## Winters, Alexander (V00970263)

# Problem 4. SK Learn

### Sources:

https://scikit-learn.org/stable/modules/tree.html#tree

https://scikit-learn.org/stable/modules/generated/sklearn.tree.DecisionTreeClassifier.html#sklearn.tree.DecisionTreeClassifier

In [1]:
import numpy as np
np.random.seed(1337)

In [2]:
import pandas as pd
# Plotting support
import matplotlib.pyplot as plt
%matplotlib inline
import seaborn as sns

In [3]:
from sklearn.model_selection import train_test_split
from sklearn import tree
from sklearn.metrics import accuracy_score, zero_one_loss

In [4]:
elections_df = pd.read_csv('elections_clean.csv')
elections_df.columns

Index(['votes', 'unemployment', 'med_hh_inc', 'per_capita_inc',
       'poverty_all_ages', 'deep_pov_all', 'deep_pov_children', 'population',
       'total_area', 'pop_density', 'total_male', 'total_female',
       'voter_turnout', 'democrat', 'county', 'state', 'education', 'religion',
       'age_young', 'age_adult', 'age_old', 'ethnic_male', 'ethnic_female'],
      dtype='object')

In [5]:
# Get the label vector
label_vector = elections_df.pop('democrat')

# Take only the categorial features
categorial_features = ['education', 'religion', 'ethnic_male', 'ethnic_female']

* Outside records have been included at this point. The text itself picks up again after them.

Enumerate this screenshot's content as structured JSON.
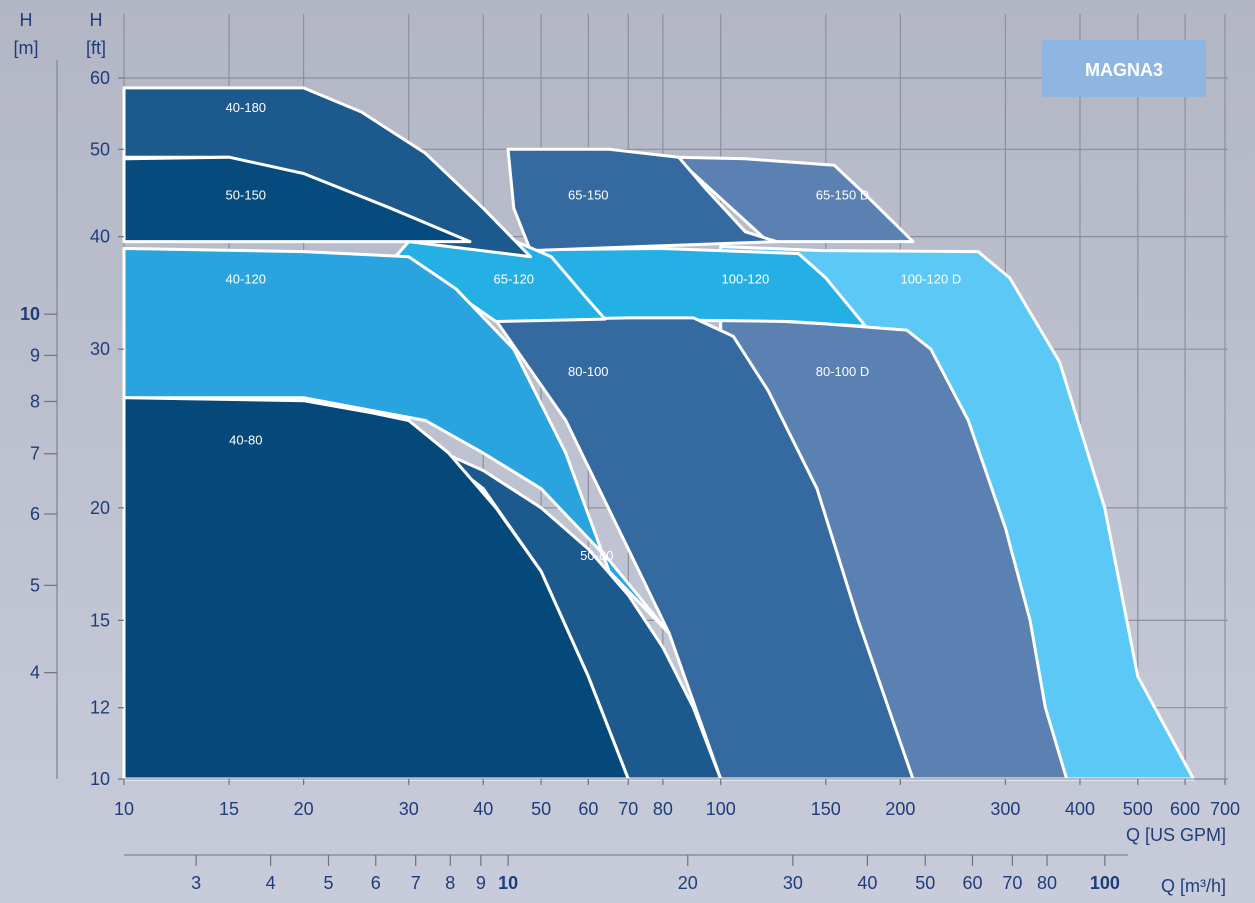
{
  "chart_data": {
    "type": "area",
    "title": "MAGNA3",
    "x_scale": "log",
    "y_scale": "log",
    "x_axis_gpm": {
      "label": "Q [US GPM]",
      "range": [
        10,
        700
      ],
      "ticks": [
        10,
        15,
        20,
        30,
        40,
        50,
        60,
        70,
        80,
        100,
        150,
        200,
        300,
        400,
        500,
        600,
        700
      ],
      "tick_labels": [
        "10",
        "15",
        "20",
        "30",
        "40",
        "50",
        "60",
        "70",
        "80",
        "100",
        "150",
        "200",
        "300",
        "400",
        "500",
        "600",
        "700"
      ]
    },
    "x_axis_m3h": {
      "label": "Q [m³/h]",
      "ticks": [
        3,
        4,
        5,
        6,
        7,
        8,
        9,
        10,
        20,
        30,
        40,
        50,
        60,
        70,
        80,
        100
      ],
      "tick_labels": [
        "3",
        "4",
        "5",
        "6",
        "7",
        "8",
        "9",
        "10",
        "20",
        "30",
        "40",
        "50",
        "60",
        "70",
        "80",
        "100"
      ],
      "bold_ticks": [
        10,
        100
      ]
    },
    "y_axis_ft": {
      "label_top": "H",
      "label_unit": "[ft]",
      "range": [
        10,
        60
      ],
      "ticks": [
        10,
        12,
        15,
        20,
        30,
        40,
        50,
        60
      ],
      "tick_labels": [
        "10",
        "12",
        "15",
        "20",
        "30",
        "40",
        "50",
        "60"
      ]
    },
    "y_axis_m": {
      "label_top": "H",
      "label_unit": "[m]",
      "ticks": [
        4,
        5,
        6,
        7,
        8,
        9,
        10
      ],
      "tick_labels": [
        "4",
        "5",
        "6",
        "7",
        "8",
        "9",
        "10"
      ],
      "bold_ticks": [
        10
      ]
    },
    "grid": true,
    "x_grid_lines": [
      10,
      15,
      20,
      30,
      40,
      50,
      60,
      70,
      80,
      100,
      150,
      200,
      300,
      400,
      500,
      600,
      700
    ],
    "y_grid_lines": [
      10,
      12,
      15,
      20,
      30,
      40,
      50,
      60
    ],
    "series": [
      {
        "name": "100-120 D",
        "color": "#5bc8f5",
        "label_at": [
          225,
          35.5
        ],
        "boundary": [
          [
            100,
            39
          ],
          [
            148,
            38.6
          ],
          [
            270,
            38.5
          ],
          [
            305,
            36
          ],
          [
            370,
            29
          ],
          [
            440,
            20
          ],
          [
            500,
            13
          ],
          [
            620,
            10
          ],
          [
            100,
            10
          ]
        ]
      },
      {
        "name": "65-150 D",
        "color": "#5b80b2",
        "label_at": [
          160,
          44
        ],
        "boundary": [
          [
            84,
            49
          ],
          [
            110,
            48.8
          ],
          [
            155,
            48
          ],
          [
            172,
            45
          ],
          [
            210,
            39.5
          ],
          [
            120,
            39.5
          ]
        ]
      },
      {
        "name": "80-100 D",
        "color": "#5b80b2",
        "label_at": [
          160,
          28
        ],
        "boundary": [
          [
            100,
            32.5
          ],
          [
            150,
            32
          ],
          [
            205,
            31.5
          ],
          [
            225,
            30
          ],
          [
            260,
            25
          ],
          [
            300,
            19
          ],
          [
            330,
            15
          ],
          [
            350,
            12
          ],
          [
            380,
            10
          ],
          [
            100,
            10
          ]
        ]
      },
      {
        "name": "100-120",
        "color": "#25b0e5",
        "label_at": [
          110,
          35.5
        ],
        "boundary": [
          [
            50,
            38.7
          ],
          [
            80,
            38.8
          ],
          [
            135,
            38.3
          ],
          [
            150,
            36
          ],
          [
            175,
            31.8
          ],
          [
            130,
            32.2
          ],
          [
            90,
            32.3
          ],
          [
            62,
            31.5
          ],
          [
            55,
            35
          ]
        ]
      },
      {
        "name": "80-100",
        "color": "#356aa0",
        "label_at": [
          60,
          28
        ],
        "boundary": [
          [
            42,
            32.3
          ],
          [
            70,
            32.5
          ],
          [
            90,
            32.5
          ],
          [
            105,
            31
          ],
          [
            120,
            27
          ],
          [
            145,
            21
          ],
          [
            170,
            15
          ],
          [
            210,
            10
          ],
          [
            100,
            10
          ],
          [
            82,
            14.5
          ],
          [
            70,
            18
          ],
          [
            55,
            25
          ]
        ]
      },
      {
        "name": "65-150",
        "color": "#356aa0",
        "label_at": [
          60,
          44
        ],
        "boundary": [
          [
            44,
            50
          ],
          [
            65,
            50
          ],
          [
            85,
            49
          ],
          [
            95,
            45
          ],
          [
            110,
            40.5
          ],
          [
            124,
            39.5
          ],
          [
            48,
            38.6
          ],
          [
            45,
            43
          ]
        ]
      },
      {
        "name": "65-120",
        "color": "#25b0e5",
        "label_at": [
          45,
          35.5
        ],
        "boundary": [
          [
            30,
            39.5
          ],
          [
            45,
            39.6
          ],
          [
            52,
            38
          ],
          [
            60,
            34
          ],
          [
            64,
            32.4
          ],
          [
            42,
            32.2
          ],
          [
            35,
            35
          ],
          [
            28,
            37.5
          ]
        ]
      },
      {
        "name": "40-180",
        "color": "#1c5a8e",
        "label_at": [
          16,
          55
        ],
        "boundary": [
          [
            10,
            58.5
          ],
          [
            20,
            58.5
          ],
          [
            25,
            55
          ],
          [
            32,
            49.5
          ],
          [
            40,
            43
          ],
          [
            48,
            38
          ],
          [
            30,
            39.5
          ],
          [
            21,
            45
          ],
          [
            15,
            49
          ],
          [
            10,
            49
          ]
        ]
      },
      {
        "name": "50-150",
        "color": "#064b7d",
        "label_at": [
          16,
          44
        ],
        "boundary": [
          [
            10,
            48.8
          ],
          [
            15,
            49
          ],
          [
            20,
            47
          ],
          [
            28,
            43
          ],
          [
            38,
            39.5
          ],
          [
            10,
            39.5
          ]
        ]
      },
      {
        "name": "40-120",
        "color": "#29a4df",
        "label_at": [
          16,
          35.5
        ],
        "boundary": [
          [
            10,
            38.8
          ],
          [
            20,
            38.5
          ],
          [
            30,
            38
          ],
          [
            36,
            35
          ],
          [
            45,
            30
          ],
          [
            55,
            23
          ],
          [
            65,
            17
          ],
          [
            82,
            14.5
          ],
          [
            65,
            17.5
          ],
          [
            50,
            21
          ],
          [
            40,
            23
          ],
          [
            32,
            25
          ],
          [
            20,
            26.5
          ],
          [
            10,
            26.5
          ]
        ]
      },
      {
        "name": "50-80",
        "color": "#1c5a8e",
        "label_at": [
          62,
          17.5
        ],
        "boundary": [
          [
            32,
            23.5
          ],
          [
            40,
            22
          ],
          [
            50,
            20
          ],
          [
            60,
            18
          ],
          [
            70,
            16
          ],
          [
            80,
            14
          ],
          [
            90,
            12
          ],
          [
            100,
            10
          ],
          [
            70,
            10
          ],
          [
            60,
            13
          ],
          [
            50,
            17
          ],
          [
            40,
            21
          ],
          [
            35,
            22.5
          ]
        ]
      },
      {
        "name": "40-80",
        "color": "#04497a",
        "label_at": [
          16,
          23.5
        ],
        "boundary": [
          [
            10,
            26.5
          ],
          [
            20,
            26.3
          ],
          [
            26,
            25.5
          ],
          [
            30,
            25
          ],
          [
            35,
            23
          ],
          [
            42,
            20
          ],
          [
            50,
            17
          ],
          [
            60,
            13
          ],
          [
            70,
            10
          ],
          [
            10,
            10
          ]
        ]
      }
    ]
  }
}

# We only want the categorial features and our label vector
elections_df = elections_df[categorial_features]
# One-hot encoding of the categorial_features
elections_df = pd.get_dummies(elections_df, categorial_features)
elections_df['democrat'] = label_vector

In [6]:
# Split the data 70/30
X_train, X_test, Y_train, Y_test = train_test_split(elections_df.drop('democrat', axis=1), elections_df['democrat'], train_size=0.7)
# Generate decision tree
DTree = tree.DecisionTreeClassifier(criterion='entropy')
# Train the decision tree
DTree.fit(X_train, Y_train)

# Train and Test prediciton
train_prediction = DTree.predict(X_train) 
test_prediction = DTree.predict(X_test)

# Calculate accuracy and error for training and testing data
train_acc = accuracy_score(Y_train, train_prediction) * 100.0 
train_err = zero_one_loss(Y_train, train_prediction) * 100.0

test_acc = accuracy_score(Y_test, test_prediction) * 100.0 
test_err = zero_one_loss(Y_test, test_prediction) * 100.0 

print("The training accuracy of the Decision-Tree: " + str(train_acc) + " %")
print("The training error of the Decision-Tree: " + str(train_err) + " %\n")

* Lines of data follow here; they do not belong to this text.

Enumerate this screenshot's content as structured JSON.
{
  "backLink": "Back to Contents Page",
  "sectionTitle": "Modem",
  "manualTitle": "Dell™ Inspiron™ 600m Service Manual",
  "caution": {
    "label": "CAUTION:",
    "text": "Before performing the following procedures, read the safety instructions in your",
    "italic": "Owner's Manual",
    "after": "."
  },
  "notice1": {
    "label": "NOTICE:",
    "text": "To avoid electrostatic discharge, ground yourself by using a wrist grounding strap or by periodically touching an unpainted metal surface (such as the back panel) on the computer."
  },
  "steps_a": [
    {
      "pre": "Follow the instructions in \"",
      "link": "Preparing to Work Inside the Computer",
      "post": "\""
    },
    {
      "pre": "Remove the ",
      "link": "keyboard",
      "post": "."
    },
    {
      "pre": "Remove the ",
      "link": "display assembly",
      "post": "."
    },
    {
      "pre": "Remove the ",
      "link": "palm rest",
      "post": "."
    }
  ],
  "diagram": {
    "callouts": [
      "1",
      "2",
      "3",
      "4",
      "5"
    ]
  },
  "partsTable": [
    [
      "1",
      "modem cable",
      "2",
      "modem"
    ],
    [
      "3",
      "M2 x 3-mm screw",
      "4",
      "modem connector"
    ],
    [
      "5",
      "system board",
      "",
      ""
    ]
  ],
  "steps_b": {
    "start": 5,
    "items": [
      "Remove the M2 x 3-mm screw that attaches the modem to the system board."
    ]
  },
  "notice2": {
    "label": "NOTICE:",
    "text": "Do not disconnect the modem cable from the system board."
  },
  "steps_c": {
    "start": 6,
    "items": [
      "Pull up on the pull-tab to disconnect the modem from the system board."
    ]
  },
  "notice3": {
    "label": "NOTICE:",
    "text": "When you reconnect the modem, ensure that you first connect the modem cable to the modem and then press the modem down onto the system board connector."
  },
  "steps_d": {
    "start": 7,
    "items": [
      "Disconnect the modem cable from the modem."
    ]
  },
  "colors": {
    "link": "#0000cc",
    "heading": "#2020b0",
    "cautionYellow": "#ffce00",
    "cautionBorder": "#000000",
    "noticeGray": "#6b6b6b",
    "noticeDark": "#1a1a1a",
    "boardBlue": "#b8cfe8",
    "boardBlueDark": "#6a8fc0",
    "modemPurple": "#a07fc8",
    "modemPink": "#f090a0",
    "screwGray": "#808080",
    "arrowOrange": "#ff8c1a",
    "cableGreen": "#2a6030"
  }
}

print("The validation accuracy of the Decision-Tree: " + str(test_acc) + " %")
print("The validation error of the Decision-Tree: " + str(test_err) + " %\n")

max_depth = DTree.get_depth()
print("Maximum Depth of Decision-Tree is: " + str(max_depth))

The training accuracy of the Decision-Tree: 90.82235347569286 %
The training error of the Decision-Tree: 9.177646524307137 %

The validation accuracy of the Decision-Tree: 87.8177966101695 %
The validation error of the Decision-Tree: 12.182203389830503 %

Maximum Depth of Decision-Tree is: 17


In [7]:
import graphviz
dot_data = tree.export_graphviz(DTree, out_file=None,
                               feature_names=elections_df.columns.name,
                               filled=True, rounded=True,
                               special_characters=True)
graph = graphviz.Source(dot_data)
# graph.render("elections") # Renders the graph into a .pdf
# graph # Renders inside jupyter-notebook

Comparing this Decision-Tree to the one built from scratch in Problem 2, the prediciton accuracy of the two trees are very similar. However, the max depth of the trees significanly differ. Since max depth depends strongly on the implementation and parametrization, I'm assuming that my implementation have impure leaves. Hence, sklearn expands all nodes until leaves are pure (unless otherwise specified). 

Furthermore, both implementations have similar accuracy due to having the same features to split on and using entropy based splitting.